We entered Wigtown and drove up and down the High Street, checking the open stores before starting. Then we got out, the assault planned. We began at a place called "Reading Lasses," which turned out to be a feminist bookstore. As I was perusing some interesting diaries of strong women in medieval Britain, David laughed out loud. "Look!" he said.

He was holding up a copy of my novel CARDS OF GRIEF. As this was the very novel he had spoken about to our friend Nora when she was over for tea last week, and had promised her a copy, we bought it! We’re having dessert at her house on Thursday, so will bring it as a gift then. I also bought two other books.

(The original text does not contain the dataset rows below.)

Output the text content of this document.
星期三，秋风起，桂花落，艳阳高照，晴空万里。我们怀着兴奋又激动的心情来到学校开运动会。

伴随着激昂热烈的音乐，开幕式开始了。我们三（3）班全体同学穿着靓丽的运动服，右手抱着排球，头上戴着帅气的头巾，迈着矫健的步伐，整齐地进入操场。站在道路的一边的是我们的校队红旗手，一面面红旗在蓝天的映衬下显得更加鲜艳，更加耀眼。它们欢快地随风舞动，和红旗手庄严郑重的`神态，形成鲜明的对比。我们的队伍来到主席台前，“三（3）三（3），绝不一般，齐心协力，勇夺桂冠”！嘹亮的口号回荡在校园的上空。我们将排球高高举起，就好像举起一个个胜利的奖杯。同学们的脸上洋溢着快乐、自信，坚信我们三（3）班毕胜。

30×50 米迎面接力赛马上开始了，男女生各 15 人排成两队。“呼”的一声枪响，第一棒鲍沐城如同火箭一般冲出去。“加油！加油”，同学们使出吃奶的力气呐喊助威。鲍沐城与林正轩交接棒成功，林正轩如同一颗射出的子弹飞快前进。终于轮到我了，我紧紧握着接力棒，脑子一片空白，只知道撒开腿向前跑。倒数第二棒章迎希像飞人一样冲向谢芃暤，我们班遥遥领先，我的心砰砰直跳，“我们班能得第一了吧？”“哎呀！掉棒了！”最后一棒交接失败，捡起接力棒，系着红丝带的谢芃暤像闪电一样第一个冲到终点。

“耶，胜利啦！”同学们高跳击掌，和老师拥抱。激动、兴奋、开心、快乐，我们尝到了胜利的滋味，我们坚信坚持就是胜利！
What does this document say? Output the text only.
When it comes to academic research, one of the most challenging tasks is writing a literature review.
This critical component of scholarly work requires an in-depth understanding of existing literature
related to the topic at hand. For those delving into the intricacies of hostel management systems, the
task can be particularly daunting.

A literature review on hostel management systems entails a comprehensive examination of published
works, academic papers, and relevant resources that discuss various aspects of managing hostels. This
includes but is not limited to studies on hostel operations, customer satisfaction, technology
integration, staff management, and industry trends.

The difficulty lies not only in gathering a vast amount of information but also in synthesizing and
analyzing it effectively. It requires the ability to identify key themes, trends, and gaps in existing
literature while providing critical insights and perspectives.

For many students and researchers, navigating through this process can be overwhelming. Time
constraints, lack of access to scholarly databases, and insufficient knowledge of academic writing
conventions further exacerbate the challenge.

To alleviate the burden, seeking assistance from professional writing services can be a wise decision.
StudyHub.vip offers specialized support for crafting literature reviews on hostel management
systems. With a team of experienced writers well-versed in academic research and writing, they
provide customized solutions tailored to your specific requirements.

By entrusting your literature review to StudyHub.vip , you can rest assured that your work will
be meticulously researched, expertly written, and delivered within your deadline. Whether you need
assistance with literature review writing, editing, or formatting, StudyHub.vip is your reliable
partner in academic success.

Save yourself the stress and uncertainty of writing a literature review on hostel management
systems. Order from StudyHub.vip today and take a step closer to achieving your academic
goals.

On down the street, the very next bookstore we came upon was Byre Books and boy! was I in trouble. It specialized in folklore and fairy tales. I wiped out their stock. (Not really, but I made a serious dent!) Four bags full. The owner was delighted, of course, as February is not high season.

The next several bookstores had nothing we wanted. The most impressive store also had the nastiest owner. We found a smaller store with a stock we liked, and bought four books there. And then it was closing time.

So off we went to chase down a B&B. If we’d come in the spring or summer, we would have had to call ahead and make a reservation. But we drove around until in nearby Bladnoch we found The Old Coach House B&B. They had a lovely under-the-eaves room at a reasonable price. (David only bumped his head twice.) There was a perfectly nice restaurant next door where we indulged in a good meal, had a long talk with the proprietor and her husband, and then went back to the B&B and early to bed.

Right after breakfast, we had an hour before any of the bookstores opened, so we went for a walk that had been suggested by the B&B owner. Past the local brewery (Bladnoch Brewery) was a garden and long winding path. We stopped to listen to two song thrushes in a singing duel, found a bunch of other birds, hoped for but didn’t see otters, and returned back to the B&B for a quick chat with husband and wife. (They were Yorkshire folk who had lived near the Bronte’s house, and had run a fishing tackle shop before moving north.)

We went back into Wigtown proper, checked several bookstores but bought nothing more. And so off we went home. Made it before 5, having taken a lovely little side jaunt through Castle Douglas.
Awaiting me were the galleys for YEARS BEST which need close reading, the page proofs for BABY BEAR’S CHAIRS which are adorable, and one picture book rejection.